There’s a poetic soul taking notes up on Amsterdam Avenue in New York City, and her name is Jazmin Shelby, the star witness to the hard lives and high hopes in a novel from Grimes (Come Sunday, 1996, etc.).

Jazmin has her sights set on college, but meanwhile she keeps her eyes open, noticing all the comings and goings of her 1960s neighborhood from her front stoop. She records everything in her notebook, including a running commentary on her family, feelings, friendships, hopes, and disappointments. Her father has been dead a year, and her mother—a mentally unstable alcoholic— is hospitalized; Jazmin’s life has included shuttling between relatives and foster homes, living in rat-infested tenements, and avoiding the everyday violence of the streets.
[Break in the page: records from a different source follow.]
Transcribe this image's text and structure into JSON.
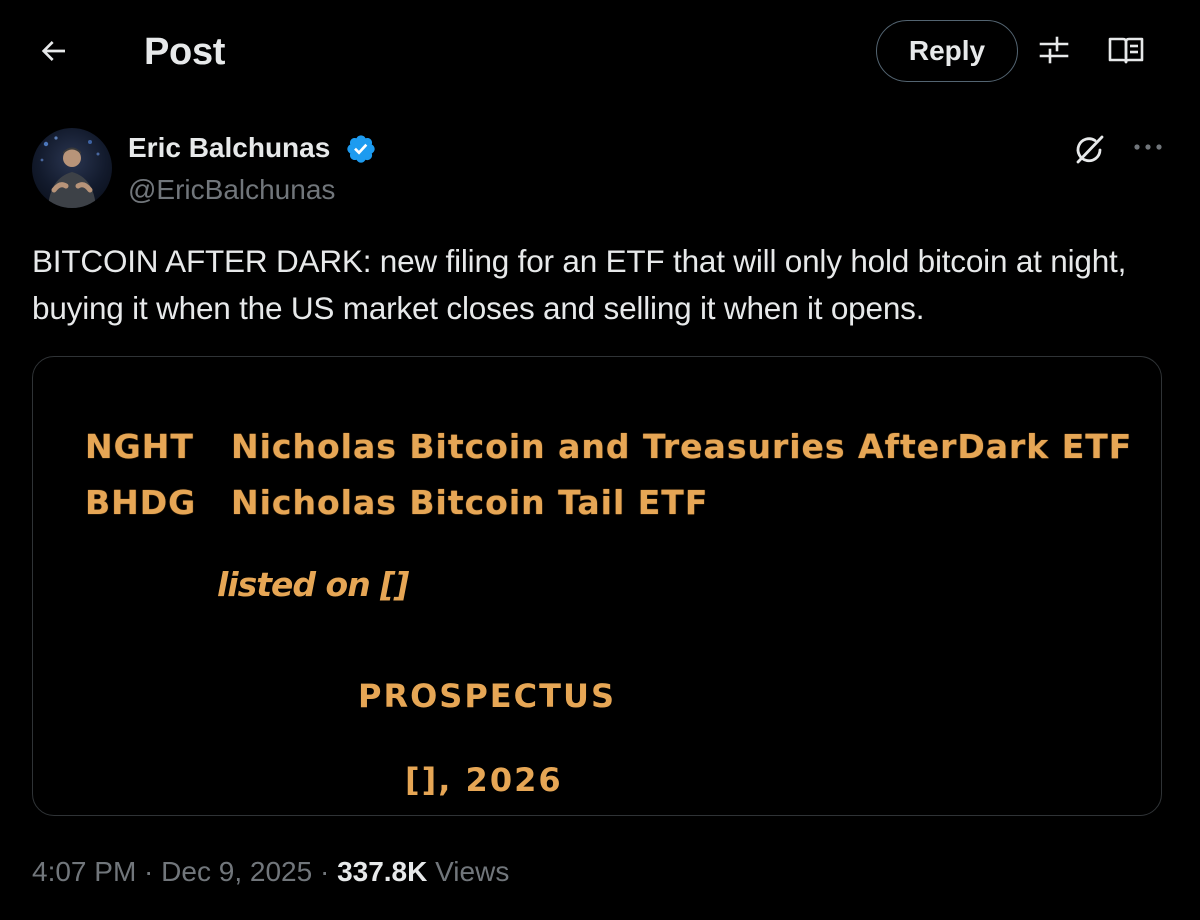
{
  "header": {
    "title": "Post",
    "reply_label": "Reply",
    "back_icon": "arrow-left-icon",
    "filter_icon": "sliders-icon",
    "reader_icon": "book-open-icon"
  },
  "author": {
    "name": "Eric Balchunas",
    "handle": "@EricBalchunas",
    "verified": true,
    "badge_color": "#1d9bf0"
  },
  "tweet": {
    "text": "BITCOIN AFTER DARK: new filing for an ETF that will only hold bitcoin at night, buying it when the US market closes and selling it when it opens."
  },
  "media": {
    "rows": [
      {
        "ticker": "NGHT",
        "name": "Nicholas Bitcoin and Treasuries AfterDark ETF"
      },
      {
        "ticker": "BHDG",
        "name": "Nicholas Bitcoin Tail ETF"
      }
    ],
    "listed_on": "listed on []",
    "prospectus": "PROSPECTUS",
    "date": "[], 2026",
    "text_color": "#e6a655"
  },
  "meta": {
    "time": "4:07 PM",
    "separator": " · ",
    "date": "Dec 9, 2025",
    "views_count": "337.8K",
    "views_label": "Views"
  },
  "colors": {
    "background": "#000000",
    "text_primary": "#e7e9ea",
    "text_secondary": "#71767b",
    "border": "#2f3336"
  }
}
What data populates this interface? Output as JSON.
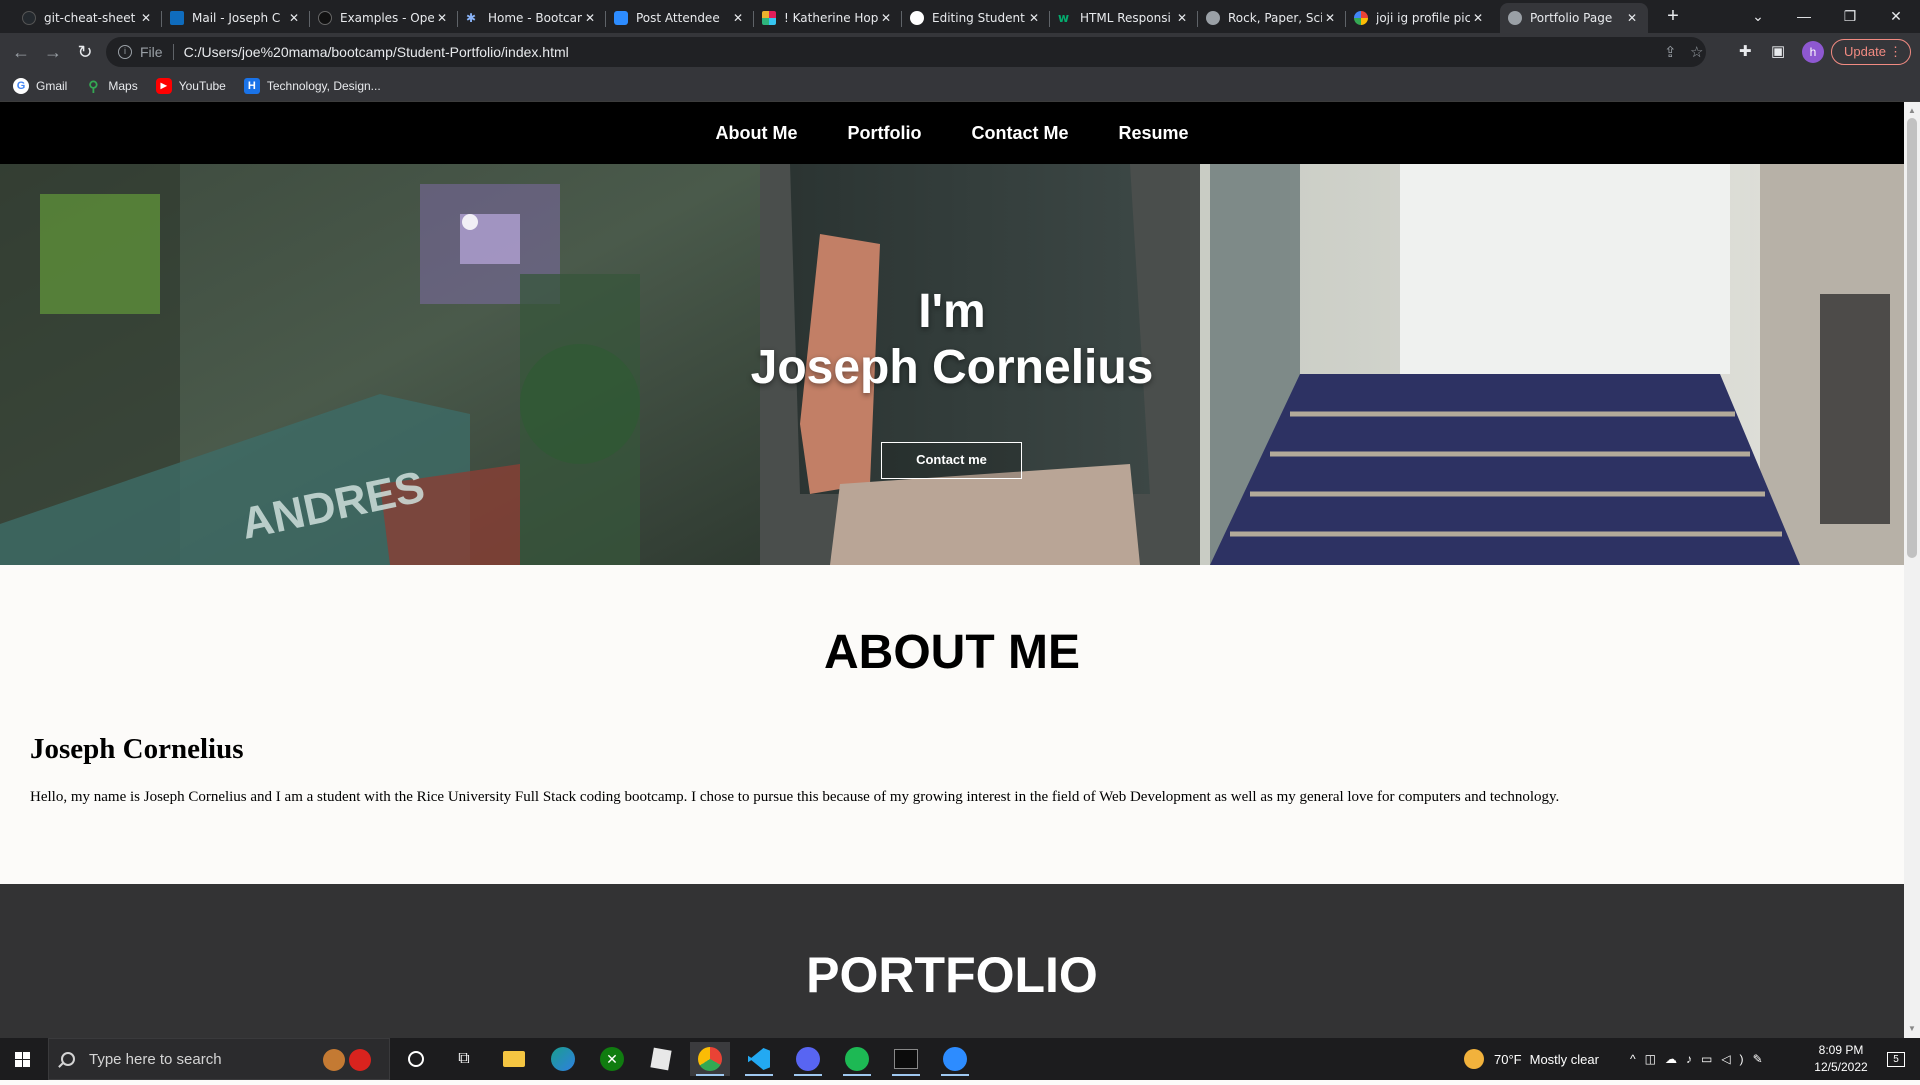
{
  "browser": {
    "tabs": [
      {
        "title": "git-cheat-sheet",
        "icon": "github-icon",
        "color": "#24292e"
      },
      {
        "title": "Mail - Joseph C",
        "icon": "outlook-icon",
        "color": "#0f6cbd"
      },
      {
        "title": "Examples - Ope",
        "icon": "openai-icon",
        "color": "#202124"
      },
      {
        "title": "Home - Bootcam",
        "icon": "bootcamp-icon",
        "color": "#8ab4f8"
      },
      {
        "title": "Post Attendee",
        "icon": "zoom-icon",
        "color": "#2d8cff"
      },
      {
        "title": "! Katherine Hop",
        "icon": "slack-icon",
        "color": "#e01e5a"
      },
      {
        "title": "Editing Student",
        "icon": "github-icon",
        "color": "#ffffff"
      },
      {
        "title": "HTML Responsi",
        "icon": "w3schools-icon",
        "color": "#04aa6d"
      },
      {
        "title": "Rock, Paper, Sci",
        "icon": "globe-icon",
        "color": "#9aa0a6"
      },
      {
        "title": "joji ig profile pic",
        "icon": "google-icon",
        "color": "#ffffff"
      },
      {
        "title": "Portfolio Page",
        "icon": "globe-icon",
        "color": "#9aa0a6",
        "active": true
      }
    ],
    "address": {
      "scheme_label": "File",
      "url": "C:/Users/joe%20mama/bootcamp/Student-Portfolio/index.html"
    },
    "profile_initial": "h",
    "update_label": "Update",
    "bookmarks": [
      {
        "label": "Gmail",
        "icon": "google-icon"
      },
      {
        "label": "Maps",
        "icon": "maps-icon"
      },
      {
        "label": "YouTube",
        "icon": "youtube-icon"
      },
      {
        "label": "Technology, Design...",
        "icon": "h-icon"
      }
    ]
  },
  "site": {
    "nav": [
      "About Me",
      "Portfolio",
      "Contact Me",
      "Resume"
    ],
    "hero": {
      "line1": "I'm",
      "line2": "Joseph Cornelius",
      "cta": "Contact me",
      "sign_text": "ANDRES"
    },
    "about": {
      "heading": "ABOUT ME",
      "name": "Joseph Cornelius",
      "bio": "Hello, my name is Joseph Cornelius and I am a student with the Rice University Full Stack coding bootcamp. I chose to pursue this because of my growing interest in the field of Web Development as well as my general love for computers and technology."
    },
    "portfolio": {
      "heading": "PORTFOLIO"
    }
  },
  "taskbar": {
    "search_placeholder": "Type here to search",
    "apps": [
      "cortana-icon",
      "task-view-icon",
      "file-explorer-icon",
      "edge-icon",
      "xbox-icon",
      "notes-icon",
      "chrome-icon",
      "vscode-icon",
      "discord-icon",
      "spotify-icon",
      "terminal-icon",
      "zoom-icon"
    ],
    "weather": {
      "temp": "70°F",
      "condition": "Mostly clear"
    },
    "time": "8:09 PM",
    "date": "12/5/2022",
    "notification_count": "5"
  }
}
Older sister CeCe is a source of strength, who, along with some supportive neighbors and teachers, have helped Jazmin hang on to her goals and resist the pitfalls of drugs, alcohol, and sexual activity. Peppering the first-person narration with poems from Jazmin’s journal, Grimes paints a vivid picture of her character’s surroundings.

Especially effective are Jazmin’s witty descriptions of neighbors and local characters; just as compelling is Jazmin’s interior landscape, in which a wiser, more reflective voice hints at the young woman—and writer—she’ll become.